THRIVE

Planning for What’s Next: Be Prepared to Seize Opportunities

While the Thrive stage of post-pandemic recovery—when a business is meeting or even exceeding market growth—is a goal for every organization, the reality is that, for many, it will take years to get there. During this stage, a company has fully recovered from the business challenges of the pandemic-recession and is experiencing significant growth. It’s a time when many businesses will be executing the long-term plans they’ve crafted throughout their recovery journey.

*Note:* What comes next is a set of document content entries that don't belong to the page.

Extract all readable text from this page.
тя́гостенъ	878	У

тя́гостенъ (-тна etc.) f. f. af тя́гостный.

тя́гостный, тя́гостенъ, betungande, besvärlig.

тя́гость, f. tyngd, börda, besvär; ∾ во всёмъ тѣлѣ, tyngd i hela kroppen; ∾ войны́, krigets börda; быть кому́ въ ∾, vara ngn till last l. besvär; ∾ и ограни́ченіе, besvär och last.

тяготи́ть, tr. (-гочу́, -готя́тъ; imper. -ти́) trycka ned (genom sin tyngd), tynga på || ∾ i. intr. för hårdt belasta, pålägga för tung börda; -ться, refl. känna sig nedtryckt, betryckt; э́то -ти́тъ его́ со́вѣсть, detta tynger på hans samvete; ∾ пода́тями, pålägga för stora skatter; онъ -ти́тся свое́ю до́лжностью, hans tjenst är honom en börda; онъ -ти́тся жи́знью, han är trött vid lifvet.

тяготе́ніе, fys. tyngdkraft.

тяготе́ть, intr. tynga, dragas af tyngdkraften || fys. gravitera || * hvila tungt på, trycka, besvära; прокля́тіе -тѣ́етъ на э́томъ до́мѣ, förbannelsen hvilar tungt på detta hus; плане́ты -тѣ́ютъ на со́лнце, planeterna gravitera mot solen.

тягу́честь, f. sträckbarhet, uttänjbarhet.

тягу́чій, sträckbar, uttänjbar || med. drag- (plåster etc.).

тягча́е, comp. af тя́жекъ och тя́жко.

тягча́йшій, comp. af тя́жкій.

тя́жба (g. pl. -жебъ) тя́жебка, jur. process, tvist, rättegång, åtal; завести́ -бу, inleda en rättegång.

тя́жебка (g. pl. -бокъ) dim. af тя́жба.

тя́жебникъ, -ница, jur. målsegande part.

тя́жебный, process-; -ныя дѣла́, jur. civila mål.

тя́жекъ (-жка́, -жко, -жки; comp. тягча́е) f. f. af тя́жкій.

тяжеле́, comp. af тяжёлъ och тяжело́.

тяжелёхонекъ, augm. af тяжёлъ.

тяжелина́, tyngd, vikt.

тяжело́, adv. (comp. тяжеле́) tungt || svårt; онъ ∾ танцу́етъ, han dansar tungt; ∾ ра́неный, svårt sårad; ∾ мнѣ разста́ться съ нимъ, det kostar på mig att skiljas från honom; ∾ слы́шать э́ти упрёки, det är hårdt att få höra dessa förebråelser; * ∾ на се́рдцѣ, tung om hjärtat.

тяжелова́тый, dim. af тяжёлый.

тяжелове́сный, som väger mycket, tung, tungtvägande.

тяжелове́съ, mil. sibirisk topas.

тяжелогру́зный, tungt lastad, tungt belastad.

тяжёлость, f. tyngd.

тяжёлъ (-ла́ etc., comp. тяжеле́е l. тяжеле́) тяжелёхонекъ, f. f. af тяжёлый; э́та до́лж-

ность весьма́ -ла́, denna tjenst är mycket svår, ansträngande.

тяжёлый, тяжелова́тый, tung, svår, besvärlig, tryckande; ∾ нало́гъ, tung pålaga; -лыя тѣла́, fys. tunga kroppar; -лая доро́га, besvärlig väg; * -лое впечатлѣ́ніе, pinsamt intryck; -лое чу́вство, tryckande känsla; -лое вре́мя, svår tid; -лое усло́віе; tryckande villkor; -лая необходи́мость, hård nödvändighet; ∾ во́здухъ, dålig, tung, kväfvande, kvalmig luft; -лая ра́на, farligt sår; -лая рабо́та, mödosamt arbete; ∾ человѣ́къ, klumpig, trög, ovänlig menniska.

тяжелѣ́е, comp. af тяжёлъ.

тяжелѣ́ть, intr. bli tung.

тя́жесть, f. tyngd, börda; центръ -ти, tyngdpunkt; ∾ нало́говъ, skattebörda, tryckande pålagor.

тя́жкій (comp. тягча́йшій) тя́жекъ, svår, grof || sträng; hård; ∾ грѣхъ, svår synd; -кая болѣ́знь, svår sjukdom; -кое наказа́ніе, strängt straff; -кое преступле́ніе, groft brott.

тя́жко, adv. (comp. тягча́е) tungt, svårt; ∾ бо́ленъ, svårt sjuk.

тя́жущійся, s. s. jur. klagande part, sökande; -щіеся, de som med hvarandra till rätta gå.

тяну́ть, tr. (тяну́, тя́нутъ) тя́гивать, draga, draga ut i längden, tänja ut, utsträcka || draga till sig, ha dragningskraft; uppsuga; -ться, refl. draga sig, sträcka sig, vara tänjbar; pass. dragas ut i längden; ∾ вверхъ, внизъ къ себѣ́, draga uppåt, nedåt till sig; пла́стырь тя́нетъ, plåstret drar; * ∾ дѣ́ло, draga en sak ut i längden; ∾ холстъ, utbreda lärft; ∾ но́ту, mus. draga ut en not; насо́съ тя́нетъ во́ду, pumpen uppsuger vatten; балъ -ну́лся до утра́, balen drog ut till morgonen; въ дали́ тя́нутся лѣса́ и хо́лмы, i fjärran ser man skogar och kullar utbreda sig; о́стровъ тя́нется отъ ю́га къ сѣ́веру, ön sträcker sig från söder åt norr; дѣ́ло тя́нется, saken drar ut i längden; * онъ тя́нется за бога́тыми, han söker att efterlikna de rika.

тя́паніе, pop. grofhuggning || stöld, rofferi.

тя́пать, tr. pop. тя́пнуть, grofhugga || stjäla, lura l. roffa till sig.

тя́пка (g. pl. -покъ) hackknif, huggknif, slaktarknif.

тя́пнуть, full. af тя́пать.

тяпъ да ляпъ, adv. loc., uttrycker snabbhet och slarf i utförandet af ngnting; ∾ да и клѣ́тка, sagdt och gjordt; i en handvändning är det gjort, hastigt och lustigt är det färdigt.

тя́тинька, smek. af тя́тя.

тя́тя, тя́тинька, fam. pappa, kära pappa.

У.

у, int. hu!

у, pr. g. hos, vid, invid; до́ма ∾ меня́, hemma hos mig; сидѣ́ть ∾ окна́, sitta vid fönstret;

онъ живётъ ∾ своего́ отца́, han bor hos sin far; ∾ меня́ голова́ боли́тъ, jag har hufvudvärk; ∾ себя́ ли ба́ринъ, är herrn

But companies should consider the tax effects of acting on these plans.  

 

Key Tax Strategies

  • Use tax transformation to maintain a broad view of your total tax liability.
  • Leverage automated solutions for manual and error-prone areas, including state and local sales and use taxation, value added tax, etc. as your business executes on tax transformation plans.
  • Consider the tax benefits of outsourcing non-essential functions to third parties to lower your company’s total tax liability.
  • Review federal Work Opportunity Credit criteria for eligible new hires.
  • Consider eligibility for paid family and medical leave. Under the new law, an eligible employer is allowed the paid family and medical leave credit, which is an amount equal to a percentage of wages paid (up to 25%) to qualifying employees during any period in which those employees are on family and medical leave due to a critical illness or the birth (or adoption or foster care) of a child. The applicable percentage is 12.5%, increased (but not above 25%) by 0.25 percentage points for each percentage point by which the rate of payment exceeds 50%.
  • Consider alternative legal entity structures to minimize total tax liability and enterprise risk.
  • Regularly monitor and assess potential regulatory and legislative changes at the federal, state and local levels, as well as in other countries, if applicable.
  • Continually iterate and adjust tax strategies to align with overall business strategies.
  • Evaluate global supply chain and cross-border transactions to minimize global tax liability.

Most importantly, companies need to continue to plan for what’s next. While the immediate threat of the pandemic has abated in the Thrive stage, new threats are inevitable. But alongside those threats come new opportunities for those businesses poised to seize them.